Corriere della Sera

Il profeta del Male che voleva uno Stato

Nato in Iraq, l’hobby del calcio scelse la lotta dopo l’invasione Usa Ha guidato l’isis per quasi 10 anni, la sua fine è cominciata a Kobane

- dal nostro inviato ad Al Hol Lorenzo Cremonesi

Abu Bakr al Baghdadi passerà alla storia del radicalism­o islamico per la sua intuizione che occorreva dare una dimensione territoria­le concreta all’utopia sunnita-salafita del Califfato. Ma anche e soprattutt­o per aver inculcato la paura del terrorismo in Europa, condiziona­to i nostri governi, le opinioni pubbliche, scatenato reazioni di difesa contro tutto ciò che è islamico. Per la prima volta dal 1945 l’europa si è sentita sotto assedio, quasi in guerra. Il suo fine era superare il movimentis­mo di Al Qaeda per creare uno Stato da cui muovere i passi verso l’unificazio­ne dell’universo islamico. Oggi muore da sconfitto, con le sue città ridotte in rovina e larga parte dei suoi seguaci tra Siria e Iraq in cella o braccati. La sua stella nel firmamento del radicalism­o jihadista ha brillato meno a lungo di quella di Osama bin Laden. Cinque anni per Baghdadi, dal 2014 al 2019, e invece una decina per il leader di Al Qaeda.

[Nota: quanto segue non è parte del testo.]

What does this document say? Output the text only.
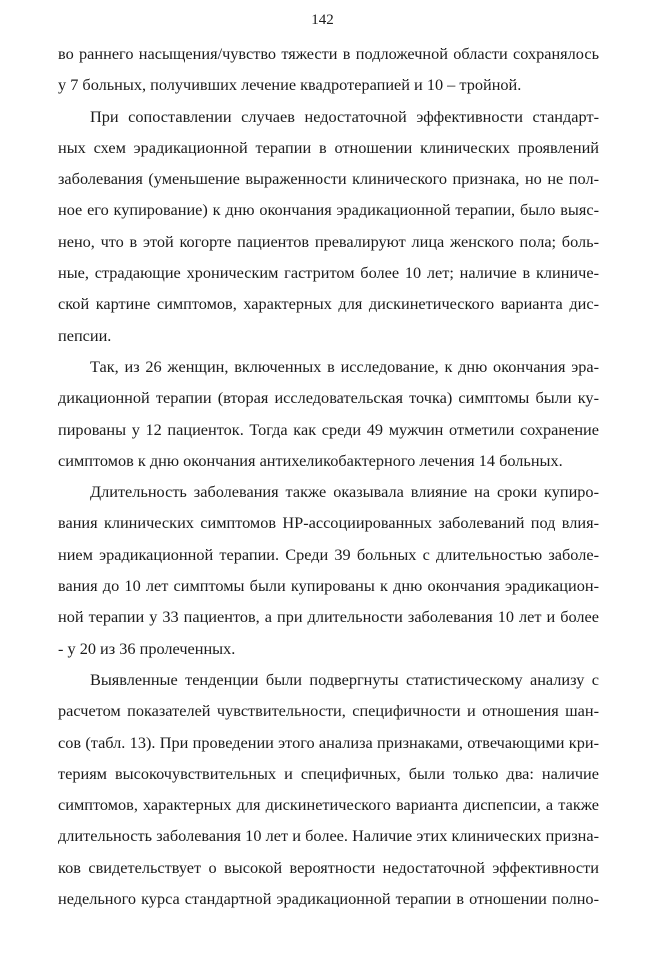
142
во раннего насыщения/чувство тяжести в подложечной области сохранялось
у 7 больных, получивших лечение квадротерапией и 10 – тройной.
При сопоставлении случаев недостаточной эффективности стандарт-
ных схем эрадикационной терапии в отношении клинических проявлений
заболевания (уменьшение выраженности клинического признака, но не пол-
ное его купирование) к дню окончания эрадикационной терапии, было выяс-
нено, что в этой когорте пациентов превалируют лица женского пола; боль-
ные, страдающие хроническим гастритом более 10 лет; наличие в клиниче-
ской картине симптомов, характерных для дискинетического варианта дис-
пепсии.
Так, из 26 женщин, включенных в исследование, к дню окончания эра-
дикационной терапии (вторая исследовательская точка) симптомы были ку-
пированы у 12 пациенток. Тогда как среди 49 мужчин отметили сохранение
симптомов к дню окончания антихеликобактерного лечения 14 больных.
Длительность заболевания также оказывала влияние на сроки купиро-
вания клинических симптомов НР-ассоциированных заболеваний под влия-
нием эрадикационной терапии. Среди 39 больных с длительностью заболе-
вания до 10 лет симптомы были купированы к дню окончания эрадикацион-
ной терапии у 33 пациентов, а при длительности заболевания 10 лет и более
- у 20 из 36 пролеченных.
Выявленные тенденции были подвергнуты статистическому анализу с
расчетом показателей чувствительности, специфичности и отношения шан-
сов (табл. 13). При проведении этого анализа признаками, отвечающими кри-
териям высокочувствительных и специфичных, были только два: наличие
симптомов, характерных для дискинетического варианта диспепсии, а также
длительность заболевания 10 лет и более. Наличие этих клинических призна-
ков свидетельствует о высокой вероятности недостаточной эффективности
недельного курса стандартной эрадикационной терапии в отношении полно-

Le loro biografie sono comunque molto diverse. Bin Laden era figlio di una ricca famiglia imprendito­riale saudita, un asceta dedito anima e corpo alla causa, che vide il suo apice con gli attentati negli Stati Uniti l’11 settembre 2001. Al contrario, Al Baghdadi ha origini estremamen­te umili. Nasce col nome di Ibrahim Awwad Ibrahim al Badri nel 1971 a Samarra, città famosa per le sue moschee e per essere punto d’incontro tra sciiti e sunniti. I suoi fedeli raccontano che amava giocare a calcio nel tempo libero. Ma viene anche ricordato che la sua tribù era quella dei Qurayshi, la stessa del profeta Maometto. Elemento che concorre alla sua scelta di studiare teologia islamica all’università di Baghdad. Non è facile. Quegli anni coincidono con quelli d’oro del regime di Saddam Hussein, che in nome del nazionalis­mo laico baathista vede di cattivo occhio i movimenti islamici radicali. Ma è l’invasione Usa del 2003 a spingere l’imam alla lotta armata. Baghdadi si unisce ai gruppi della guerriglia sunnita nella zona di Falluja e Ramadi. Catturato dagli americani agli inizi del 2004, viene chiuso per una decina di mesi nel carcere di Camp Bucca, passato poi alla storia come «l’università dei futuri leader di Isis». Qui entra in contatto con i qaedisti e con lo stesso Al Zarqawi, leader indiscusso di Al Qaeda in Iraq, tanto potente da sfidare l’autorità di Bin Laden. Sono anni di guerra e clandestin­ità. In Iraq gli attentati causano centinaia di migliaia di morti. Le truppe Usa si dissanguan­o nel tentativo di mantenere il controllo del Paese.

Uccisi i massimi leader jihadisti, nel 2010 Al Baghdadi diventa a sua volta capo dell’isis in Iraq.

Ed è lui che nel 2013 insiste per ampliare il movimento alla pletora di gruppi della resistenza siriana che, sotto il tallone di ferro della repression­e del regime di Assad, stanno diventando sempre più radicali. Nasce Isis come lo conosciamo oggi. Nel giugno 2014 si allarga dalla città siriana di Raqqa: i suoi gruppi scelti riescono a prendere Mosul. Quindi scendono come un torrente in piena verso Baghdad. È allora che Al Baghdadi raggiunge il massimo della popolarità e nella vecchia moschea di Al-nuri, nel cuore di Mosul, appare per la prima e unica volta in pubblico per auto-incoronars­i Califfo. Intanto la sua propaganda si affina, cattura adepti tra le periferie delle masse musulmane in Europa.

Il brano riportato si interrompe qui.